Selective Catalytic Reduction (SCR)
The selective catalytic reduction (SCR) process employs the use of a diesel exhaust fluid (DEF) in order to convert NOx emissions into harmless nitrogen gas and water vapor through a reduction reaction. The system is highly efficient and the use of SCR systems on DPF equipped vehicles greatly reduces active regeneration frequency and therefore positively impacts fuel economy. DEF is a solution comprised of urea (~32%), distilled water, and additives which increase its shelf life. It is highly corrosive and spills should be immediately cleaned from paint. The DEF fill spout on the 6.7L Power Stroke is located next the diesel fuel neck and is covered by a blue cap.
DEF is constantly injected into the exhaust stream through the dosing nozzle located at the front of the SCR device. There, the DEF is mixed with the exhaust stream by means of a spiral mixer. The homogeneous mixture then flows through the catalyst itself, there the reduction reaction occurs.

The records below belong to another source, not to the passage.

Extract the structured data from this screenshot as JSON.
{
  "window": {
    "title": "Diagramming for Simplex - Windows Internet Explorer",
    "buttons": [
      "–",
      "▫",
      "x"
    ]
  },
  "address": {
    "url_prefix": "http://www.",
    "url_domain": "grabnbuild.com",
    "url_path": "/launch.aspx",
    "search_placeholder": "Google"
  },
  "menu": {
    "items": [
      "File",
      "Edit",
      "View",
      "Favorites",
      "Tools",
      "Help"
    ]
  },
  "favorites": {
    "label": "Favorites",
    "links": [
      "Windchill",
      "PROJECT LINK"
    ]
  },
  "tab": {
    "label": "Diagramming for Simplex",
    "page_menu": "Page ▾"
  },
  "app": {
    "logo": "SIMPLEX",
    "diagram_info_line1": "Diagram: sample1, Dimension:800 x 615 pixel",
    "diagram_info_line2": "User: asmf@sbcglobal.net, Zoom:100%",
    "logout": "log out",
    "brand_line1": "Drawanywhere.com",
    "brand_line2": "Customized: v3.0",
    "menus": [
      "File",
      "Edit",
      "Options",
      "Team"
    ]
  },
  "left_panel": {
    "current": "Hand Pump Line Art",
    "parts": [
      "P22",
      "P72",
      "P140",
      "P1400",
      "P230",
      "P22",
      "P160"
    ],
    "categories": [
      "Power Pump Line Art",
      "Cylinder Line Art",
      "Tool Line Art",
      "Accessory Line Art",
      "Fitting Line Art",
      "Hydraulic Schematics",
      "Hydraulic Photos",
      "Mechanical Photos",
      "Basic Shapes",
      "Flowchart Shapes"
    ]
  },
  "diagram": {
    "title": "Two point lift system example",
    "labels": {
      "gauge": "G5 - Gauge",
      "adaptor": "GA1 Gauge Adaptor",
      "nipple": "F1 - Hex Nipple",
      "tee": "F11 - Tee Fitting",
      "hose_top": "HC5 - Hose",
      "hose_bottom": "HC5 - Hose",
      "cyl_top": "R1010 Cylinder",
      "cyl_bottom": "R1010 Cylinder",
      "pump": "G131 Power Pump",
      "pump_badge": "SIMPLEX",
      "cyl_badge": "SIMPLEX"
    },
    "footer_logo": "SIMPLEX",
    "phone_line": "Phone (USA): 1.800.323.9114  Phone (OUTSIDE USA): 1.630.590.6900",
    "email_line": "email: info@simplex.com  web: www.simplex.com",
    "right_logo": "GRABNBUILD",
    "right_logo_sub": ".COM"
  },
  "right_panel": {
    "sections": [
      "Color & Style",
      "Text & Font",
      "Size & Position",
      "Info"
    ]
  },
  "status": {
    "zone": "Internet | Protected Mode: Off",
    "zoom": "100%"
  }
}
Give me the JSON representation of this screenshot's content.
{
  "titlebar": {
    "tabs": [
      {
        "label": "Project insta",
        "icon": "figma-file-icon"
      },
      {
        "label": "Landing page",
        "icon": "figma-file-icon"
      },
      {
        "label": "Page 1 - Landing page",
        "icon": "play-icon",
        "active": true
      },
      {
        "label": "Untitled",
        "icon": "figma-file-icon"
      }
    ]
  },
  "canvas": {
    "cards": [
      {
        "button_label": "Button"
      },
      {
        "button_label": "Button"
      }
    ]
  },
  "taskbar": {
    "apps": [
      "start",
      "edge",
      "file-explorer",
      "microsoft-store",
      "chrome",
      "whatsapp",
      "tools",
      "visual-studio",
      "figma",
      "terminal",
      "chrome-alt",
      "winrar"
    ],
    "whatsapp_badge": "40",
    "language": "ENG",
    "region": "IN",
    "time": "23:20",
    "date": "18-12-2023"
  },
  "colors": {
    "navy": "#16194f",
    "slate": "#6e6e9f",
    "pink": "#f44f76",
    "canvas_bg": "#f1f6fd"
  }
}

It is necessary to maintain the DEF fluid level and quality, i.e. you cannot put anything but DEF in the tank. The system is smart and will recognize, for example, if pure water were to be used in place of DEF. If the DEF level is depleted, speed will be limited, and eventually the engine will enter "idle-only" mode. Normal operation will resume once the DEF tank has been refilled. These penalties are required by the United States Environmental Protection Agency (EPA) and are standard operating procedures for all SCR equipped pickups regardless of make.